Mais cette spécificité est le caractère de toutes les techniques."
Marcel Mauss, "Les techniques du corps", 1934, in Sociologie et anthropologie, PUF, Quadrige, 1991, p. 366-367.
"La notion que le coucher est quelque chose de naturel est complètement inexacte. Je peux vous dire que la guerre m'a appris à dormir partout, sur des tas de cailloux par exemple, mais que je n'ai jamais pu changer de lit sans avoir un moment d'insomnie : ce n'est qu'au deuxième jour que je peux m'endormir vite.
Ce qui est très simple, c'est que l'on peut distinguer les sociétés qui n'ont rien pour dormir, sauf « la dure », et les autres qui s'aident d'instrument. Là « civilisation par 15° de latitude » dont parle Graebner se caractérise entre autres par l'usage pour dormir d'un banc pour la nuque. L'accoudoir est souvent un totem, quelquefois sculpté de figures accroupies d'hommes, d'animaux totémiques. - Il y a les gens à natte et les gens sans natte (Asie, Océanie, une partie de l'Amérique). - Il y a les gens à oreillers et les gens sans oreillers. - Il y a les populations qui se mettent très serrées en rond pour dormir, autour d'un feu, ou même sans feu.
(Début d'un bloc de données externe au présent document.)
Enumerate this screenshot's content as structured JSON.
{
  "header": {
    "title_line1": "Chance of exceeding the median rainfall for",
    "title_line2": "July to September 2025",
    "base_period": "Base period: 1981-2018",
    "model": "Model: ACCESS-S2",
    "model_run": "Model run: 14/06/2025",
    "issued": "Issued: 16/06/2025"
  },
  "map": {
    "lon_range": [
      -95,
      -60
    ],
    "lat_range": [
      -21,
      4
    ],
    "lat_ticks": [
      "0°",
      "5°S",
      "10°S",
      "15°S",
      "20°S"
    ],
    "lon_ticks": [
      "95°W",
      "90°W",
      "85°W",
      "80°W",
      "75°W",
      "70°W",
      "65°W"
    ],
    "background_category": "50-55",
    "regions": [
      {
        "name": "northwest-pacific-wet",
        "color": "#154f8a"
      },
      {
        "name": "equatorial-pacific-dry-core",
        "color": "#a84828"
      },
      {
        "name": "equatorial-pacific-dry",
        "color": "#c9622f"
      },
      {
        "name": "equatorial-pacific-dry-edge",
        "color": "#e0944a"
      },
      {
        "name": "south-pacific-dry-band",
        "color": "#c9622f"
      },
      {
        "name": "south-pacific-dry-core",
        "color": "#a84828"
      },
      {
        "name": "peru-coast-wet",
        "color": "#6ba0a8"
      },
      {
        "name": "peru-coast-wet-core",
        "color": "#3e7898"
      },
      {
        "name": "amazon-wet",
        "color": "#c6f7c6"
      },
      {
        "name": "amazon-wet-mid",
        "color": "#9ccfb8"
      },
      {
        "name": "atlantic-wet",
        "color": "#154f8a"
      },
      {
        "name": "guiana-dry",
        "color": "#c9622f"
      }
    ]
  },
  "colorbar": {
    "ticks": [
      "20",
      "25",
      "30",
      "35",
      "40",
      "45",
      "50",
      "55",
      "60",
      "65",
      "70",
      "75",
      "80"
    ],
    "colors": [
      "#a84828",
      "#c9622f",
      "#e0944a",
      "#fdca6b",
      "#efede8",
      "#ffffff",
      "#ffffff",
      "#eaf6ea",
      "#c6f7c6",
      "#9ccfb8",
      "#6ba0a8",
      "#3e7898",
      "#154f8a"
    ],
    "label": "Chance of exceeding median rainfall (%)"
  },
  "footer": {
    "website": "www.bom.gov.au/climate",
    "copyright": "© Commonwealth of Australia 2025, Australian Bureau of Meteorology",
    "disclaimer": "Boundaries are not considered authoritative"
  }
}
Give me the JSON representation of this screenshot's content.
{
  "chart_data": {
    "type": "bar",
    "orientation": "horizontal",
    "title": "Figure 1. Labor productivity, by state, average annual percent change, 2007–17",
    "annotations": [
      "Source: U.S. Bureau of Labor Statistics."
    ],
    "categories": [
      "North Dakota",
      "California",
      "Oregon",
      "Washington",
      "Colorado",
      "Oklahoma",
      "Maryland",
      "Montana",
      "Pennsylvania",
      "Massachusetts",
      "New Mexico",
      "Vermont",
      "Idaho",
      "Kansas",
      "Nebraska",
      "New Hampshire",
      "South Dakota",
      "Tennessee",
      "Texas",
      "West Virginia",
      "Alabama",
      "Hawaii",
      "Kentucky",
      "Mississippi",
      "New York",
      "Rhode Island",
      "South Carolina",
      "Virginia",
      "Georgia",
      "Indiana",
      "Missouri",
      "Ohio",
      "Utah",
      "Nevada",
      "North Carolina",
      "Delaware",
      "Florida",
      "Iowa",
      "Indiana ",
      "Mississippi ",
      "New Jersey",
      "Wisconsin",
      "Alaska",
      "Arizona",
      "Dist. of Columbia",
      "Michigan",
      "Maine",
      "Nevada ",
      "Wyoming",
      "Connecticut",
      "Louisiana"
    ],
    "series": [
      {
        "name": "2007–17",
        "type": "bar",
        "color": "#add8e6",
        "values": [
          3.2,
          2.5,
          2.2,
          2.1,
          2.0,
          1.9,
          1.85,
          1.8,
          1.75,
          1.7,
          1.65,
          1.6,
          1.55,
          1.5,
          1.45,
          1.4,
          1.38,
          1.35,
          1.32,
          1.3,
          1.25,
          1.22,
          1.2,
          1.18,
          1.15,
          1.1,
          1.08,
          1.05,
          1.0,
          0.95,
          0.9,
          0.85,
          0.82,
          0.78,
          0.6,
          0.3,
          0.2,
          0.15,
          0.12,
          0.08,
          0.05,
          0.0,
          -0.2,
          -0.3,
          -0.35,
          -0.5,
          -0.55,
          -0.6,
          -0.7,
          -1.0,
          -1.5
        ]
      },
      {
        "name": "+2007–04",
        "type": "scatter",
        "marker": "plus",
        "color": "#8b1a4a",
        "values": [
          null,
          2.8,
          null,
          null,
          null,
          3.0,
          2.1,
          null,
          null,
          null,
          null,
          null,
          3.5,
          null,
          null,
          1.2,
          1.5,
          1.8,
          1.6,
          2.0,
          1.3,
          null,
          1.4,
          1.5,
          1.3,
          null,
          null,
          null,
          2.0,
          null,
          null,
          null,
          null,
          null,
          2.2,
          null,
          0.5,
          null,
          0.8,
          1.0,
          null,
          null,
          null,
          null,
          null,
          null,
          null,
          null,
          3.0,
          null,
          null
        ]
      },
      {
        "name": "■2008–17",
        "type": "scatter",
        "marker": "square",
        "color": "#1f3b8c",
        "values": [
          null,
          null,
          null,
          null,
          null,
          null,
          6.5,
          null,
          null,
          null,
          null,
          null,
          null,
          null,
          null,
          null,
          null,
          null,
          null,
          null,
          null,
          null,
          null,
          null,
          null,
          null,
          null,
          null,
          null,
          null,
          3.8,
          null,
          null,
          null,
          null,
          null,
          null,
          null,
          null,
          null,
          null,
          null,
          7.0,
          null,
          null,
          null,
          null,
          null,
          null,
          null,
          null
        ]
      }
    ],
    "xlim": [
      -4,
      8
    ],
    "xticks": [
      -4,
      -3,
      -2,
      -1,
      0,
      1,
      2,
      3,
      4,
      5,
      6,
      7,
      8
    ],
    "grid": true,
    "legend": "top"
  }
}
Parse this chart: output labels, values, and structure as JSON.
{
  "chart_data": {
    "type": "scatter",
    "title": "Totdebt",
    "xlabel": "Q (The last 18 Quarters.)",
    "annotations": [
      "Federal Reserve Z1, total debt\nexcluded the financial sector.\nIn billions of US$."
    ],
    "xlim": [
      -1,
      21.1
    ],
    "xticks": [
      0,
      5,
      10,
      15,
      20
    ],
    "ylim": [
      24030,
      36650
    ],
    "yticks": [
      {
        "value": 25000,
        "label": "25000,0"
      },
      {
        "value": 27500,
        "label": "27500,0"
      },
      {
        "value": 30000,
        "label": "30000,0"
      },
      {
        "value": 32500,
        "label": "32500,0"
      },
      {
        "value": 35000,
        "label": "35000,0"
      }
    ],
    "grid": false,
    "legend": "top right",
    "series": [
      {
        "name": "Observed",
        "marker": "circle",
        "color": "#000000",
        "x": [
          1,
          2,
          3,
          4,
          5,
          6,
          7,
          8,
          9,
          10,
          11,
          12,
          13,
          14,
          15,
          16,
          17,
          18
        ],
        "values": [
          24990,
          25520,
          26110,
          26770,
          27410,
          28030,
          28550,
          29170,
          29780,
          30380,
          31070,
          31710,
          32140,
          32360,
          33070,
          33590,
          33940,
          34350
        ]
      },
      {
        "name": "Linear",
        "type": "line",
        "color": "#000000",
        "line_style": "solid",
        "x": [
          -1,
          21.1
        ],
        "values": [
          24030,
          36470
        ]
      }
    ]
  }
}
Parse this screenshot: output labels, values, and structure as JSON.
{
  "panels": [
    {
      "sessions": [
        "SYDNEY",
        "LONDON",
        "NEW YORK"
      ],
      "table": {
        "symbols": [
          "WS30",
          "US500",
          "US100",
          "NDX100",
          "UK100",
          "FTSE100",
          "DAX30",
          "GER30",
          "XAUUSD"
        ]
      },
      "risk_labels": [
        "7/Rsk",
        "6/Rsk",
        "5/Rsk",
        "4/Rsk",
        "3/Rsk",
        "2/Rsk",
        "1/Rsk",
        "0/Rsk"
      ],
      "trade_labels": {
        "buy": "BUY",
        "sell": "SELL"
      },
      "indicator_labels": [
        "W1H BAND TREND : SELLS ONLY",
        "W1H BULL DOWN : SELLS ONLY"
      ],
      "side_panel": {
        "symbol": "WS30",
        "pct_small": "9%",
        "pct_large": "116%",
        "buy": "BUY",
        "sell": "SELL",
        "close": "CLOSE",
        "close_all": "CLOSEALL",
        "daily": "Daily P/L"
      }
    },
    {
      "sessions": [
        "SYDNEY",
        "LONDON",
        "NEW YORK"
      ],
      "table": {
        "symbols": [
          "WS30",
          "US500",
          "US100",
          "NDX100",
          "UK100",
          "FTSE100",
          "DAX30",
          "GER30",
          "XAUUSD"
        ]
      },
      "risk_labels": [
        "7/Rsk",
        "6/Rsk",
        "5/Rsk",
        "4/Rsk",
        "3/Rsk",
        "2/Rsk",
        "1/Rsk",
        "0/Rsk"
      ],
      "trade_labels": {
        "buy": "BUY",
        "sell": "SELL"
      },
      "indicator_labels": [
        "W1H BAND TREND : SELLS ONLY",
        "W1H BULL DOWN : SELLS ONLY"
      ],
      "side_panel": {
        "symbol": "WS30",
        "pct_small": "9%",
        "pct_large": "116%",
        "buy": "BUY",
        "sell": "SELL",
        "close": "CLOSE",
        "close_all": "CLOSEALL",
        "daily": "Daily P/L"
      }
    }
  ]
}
Il y a des façons primitives de se réchauffer et de chauffer les pieds. Les Fuégiens, qui vivent dans un endroit très froid, ne savent que se chauffer les pieds au moment où ils dorment, n'ayant qu'une seule couverture de peau (guanaco). - Il y a enfin le sommeil debout. Les Masaï peuvent dormir debout. J'ai dormi debout en montagne. J'ai dormi souvent à cheval, même en marche quelquefois : le cheval était plus intelligent que moi. Les vieux historiens des invasions nous représentent Huns et Mongols dormant, à cheval. C'est encore vrai, et leurs cavaliers dormant n'arrêtant pas la marche des chevaux.
Il y a l'usage de la couverture. Gens qui dorment couverts et non couverts. Il y a le hamac et la façon de dormir suspendu.
Voilà une grande quantité de pratiques qui sont à la fois des techniques du corps et qui sont profondes en retentissements et effets biologiques."
Marcel Mauss, "Les techniques du corps", 1934, in Sociologie et anthropologie, PUF, Quadrige, 1991, p. 378-379.